If someone thought so highly of me to copy everything I did, that must mean I am doing something right.
While considering yourself an expert may be a hard mental shift for you to make, once you make it you will never look back. You’ll start to naturally incorporate ways to protect your business into your everyday strategies.
Here’s how I established myself as an expert in my industry—without exposing my business to future plagiarism:
1. I began offering consulting services
I pour so much blood, sweat, and tears (and money) into my business and have made oh-so-many mistakes. Through all these tough experiences, I developed my “trade secrets”—and these deserved to be guarded like the valuable assets that they are.
So now, anyone who seems extremely interested in learning from me can do so, but at a cost. By offering this service, I’ve established myself as an expert and placed value on what I’ve built.
2. I opened an e-commerce shop
I put all my processes, templates, and questionnaires up for sale. Letting anyone to buy access to my business processes will hopefully deter people from copying them in the future. This draws a line between the advice I’m willing to give out for free and the bottom-line-boosting advice that I expect people to pay for—and that’s a win-win situation I feel good about.
3. I upped my professional network game
I needed a place where I could give and receive detailed business advice without fear that someone was going to hawk my idea or copy a promotional graphic. Luckily, these places actually exist in the form of membership- or application- based networks.

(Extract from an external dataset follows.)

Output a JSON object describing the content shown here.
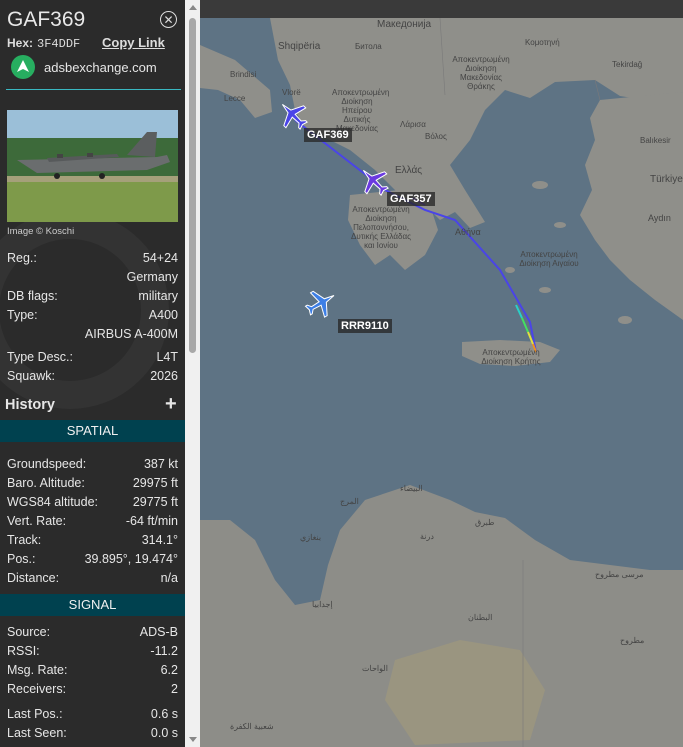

So, I invested in small masterminds and paid membership sites, which has been one of the best business decisions to date. I’ve made connections with other committed business owners, and as a bonus, my community sees how I’m invested in it.
One final tip: check your privacy settings on social media and email lists
Fortunately, you can get extremely specific with your privacy settings on all the social media platforms, and you can always control your email lists. Adjusting these settings lets me make sure certain people aren’t privy to certain information that I share without hurting any feelings.